Measuring the stump and the healthy opposite limb
Making a plaster mold
Fashioning the socket
Attaching the shaft
Aligning the prosthesis
Depending on your comfort and how well your wound is healing, you may begin to practice with your artificial limb as early as 10 to 14 days after surgery. A physical or occupational therapist will train you on how to use and care for it.

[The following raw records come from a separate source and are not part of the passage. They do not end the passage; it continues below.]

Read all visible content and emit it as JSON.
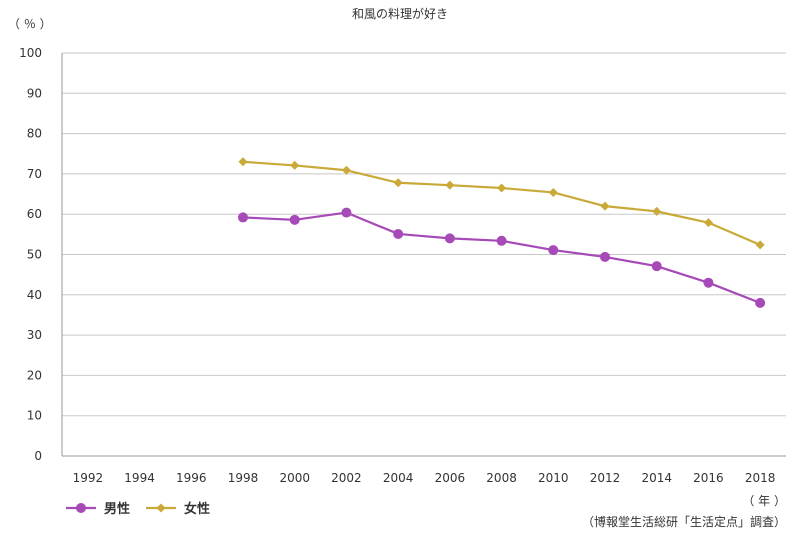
{
  "chart_data": {
    "type": "line",
    "title": "和風の料理が好き",
    "ylabel": "（ ％ ）",
    "xlabel": "（ 年 ）",
    "source": "（博報堂生活総研「生活定点」調査）",
    "ylim": [
      0,
      100
    ],
    "yticks": [
      0,
      10,
      20,
      30,
      40,
      50,
      60,
      70,
      80,
      90,
      100
    ],
    "grid": true,
    "legend_position": "bottom-left",
    "categories": [
      "1992",
      "1994",
      "1996",
      "1998",
      "2000",
      "2002",
      "2004",
      "2006",
      "2008",
      "2010",
      "2012",
      "2014",
      "2016",
      "2018"
    ],
    "series": [
      {
        "name": "男性",
        "color": "#a64ab8",
        "marker": "circle",
        "values": [
          null,
          null,
          null,
          59.2,
          58.6,
          60.4,
          55.1,
          54.0,
          53.4,
          51.1,
          49.4,
          47.1,
          43.0,
          38.0
        ]
      },
      {
        "name": "女性",
        "color": "#c9a937",
        "marker": "diamond",
        "values": [
          null,
          null,
          null,
          73.0,
          72.1,
          70.9,
          67.8,
          67.2,
          66.5,
          65.4,
          62.0,
          60.7,
          57.9,
          52.4
        ]
      }
    ]
  }
}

Prosthetic Comfort and Care

To gain the greatest benefits of the new limb and help prevent problems, it is important to take care of the device, the amputation site, and your general health by doing the following every day:

Remove the prosthesis before going to bed. Examine the device for loose parts or damage. Examine the stump for blisters or other signs of irritation.
Clean and put a small amount of lotion on the stump and massage the skin.
Place a bandage on the stump to decrease swelling when you are not wearing the prosthesis.
Regularly inspect the skin of the stump to look for sores or wounds. You may need to have someone else help you look or use a mirror.
Practice exercises recommended by your physical therapist. These will include exercises for stretching, range of motion, body positioning, and endurance.
For leg prostheses, wear proper fitting shoes and never change the height of your heels. The prosthesis is designed for one heel height only.
Clean the prosthesis' socket with soap and water.
Wear clean dry socks with the prosthesis.
It is also important to maintain a stable body weight. This will help to keep the prosthesis fitting properly. You should also have the prosthesis examined and serviced once a year to make sure it is in proper working order.